Он не отвечает. Просто делает пометку в своём журнале:
> «Э.Брим — внимательна. Потенциал есть. Не упускать.»
После занятия она не торопится выйти. Остальные хлопают дверью, толкаются, шипят о контрольной. А она подходит к его столу.
— Я… могу оставить вам справочник? — спрашивает тихо, протягивая старую книгу.
Он принимает, и на миг их пальцы касаются. Она уходит последней. Но оборачивается. Один единственный раз. На пороге. Тонкая фигура в проходе, свет из коридора делает её почти прозрачной. И всё же — она поворачивает голову, ловит его взгляд, словно прощаясь.
А потом исчезает.
В пустой комнате остаётся только он. И тишина. Поначалу — ничего. Ни кошки. Ни магии. Но потом — тонкое свечение у стены. Слабое, едва ощутимое, как отблеск свечи в стекле. Феня — теперь не кошка. Девочка. Та самая.
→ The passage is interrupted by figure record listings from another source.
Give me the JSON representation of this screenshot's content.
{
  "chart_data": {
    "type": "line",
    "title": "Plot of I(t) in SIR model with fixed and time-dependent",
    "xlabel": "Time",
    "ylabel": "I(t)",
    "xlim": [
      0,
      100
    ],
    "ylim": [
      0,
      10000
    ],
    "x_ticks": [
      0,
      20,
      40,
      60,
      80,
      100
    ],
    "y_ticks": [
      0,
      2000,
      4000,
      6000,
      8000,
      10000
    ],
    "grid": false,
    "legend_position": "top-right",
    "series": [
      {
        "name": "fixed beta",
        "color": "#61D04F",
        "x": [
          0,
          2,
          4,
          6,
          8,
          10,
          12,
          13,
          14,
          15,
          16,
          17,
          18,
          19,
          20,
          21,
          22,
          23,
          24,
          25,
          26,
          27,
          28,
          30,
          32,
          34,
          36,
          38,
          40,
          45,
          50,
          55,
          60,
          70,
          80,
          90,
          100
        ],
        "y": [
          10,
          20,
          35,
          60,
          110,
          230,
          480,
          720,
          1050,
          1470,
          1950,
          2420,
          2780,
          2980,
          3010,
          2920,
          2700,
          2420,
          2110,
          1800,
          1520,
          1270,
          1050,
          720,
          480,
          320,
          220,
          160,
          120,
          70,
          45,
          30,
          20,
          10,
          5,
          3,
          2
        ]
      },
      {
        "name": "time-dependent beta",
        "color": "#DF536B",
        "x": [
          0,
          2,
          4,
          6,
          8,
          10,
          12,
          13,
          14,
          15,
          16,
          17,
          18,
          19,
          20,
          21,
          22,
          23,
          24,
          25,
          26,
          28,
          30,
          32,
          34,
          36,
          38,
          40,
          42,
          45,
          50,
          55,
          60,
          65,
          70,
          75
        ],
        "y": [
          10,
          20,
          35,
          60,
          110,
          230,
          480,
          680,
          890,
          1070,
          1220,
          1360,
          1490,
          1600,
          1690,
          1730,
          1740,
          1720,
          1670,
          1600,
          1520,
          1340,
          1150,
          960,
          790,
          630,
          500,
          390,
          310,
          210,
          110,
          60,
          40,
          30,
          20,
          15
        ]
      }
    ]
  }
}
Элли Брим.
Она не говорит ни слова. Просто стоит, глядя на него. И в её лице — тишина. Принятие. Без обиды. Она кивает — один раз. И медленно растворяется в воздухе.
На мгновение Северус чувствует — будто комната сделалась легче. Воздух чище. Плечи — чуть менее согнуты. Он поворачивается к Дому. Туда, где раньше были только обрывки памяти, замазанные отчёты. И вдруг — имя. Чёткое, золотое, простое:
Элли Брим.
Теперь она есть. Теперь она была.
Шестая ночь накрыла Замок с туманной вязкостью болота. Лунный свет пролезал сквозь бойницы узкими нитями, разрезая тьму. В его кабинет, наполненный запахом сухих трав и старого пергамента, бесшумно вошла кошка. Не просто кошка — породистая, грациозная, словно сошедшая с гобеленов древних фамилий. Её шерсть отливала пепельным серебром, глаза были цвета меди и снега.
— Иштар, — произнесла она сама, язык её был человеческим, но голос — звериным, хриплым, как сухая трава. — Зов Слизерина. Ты проиграл партию. Пора переписать.
Северус не удивился. Уже не в силах был удивляться ночным визитам духов. Только сжал пальцы на подлокотнике кресла и закрыл глаза.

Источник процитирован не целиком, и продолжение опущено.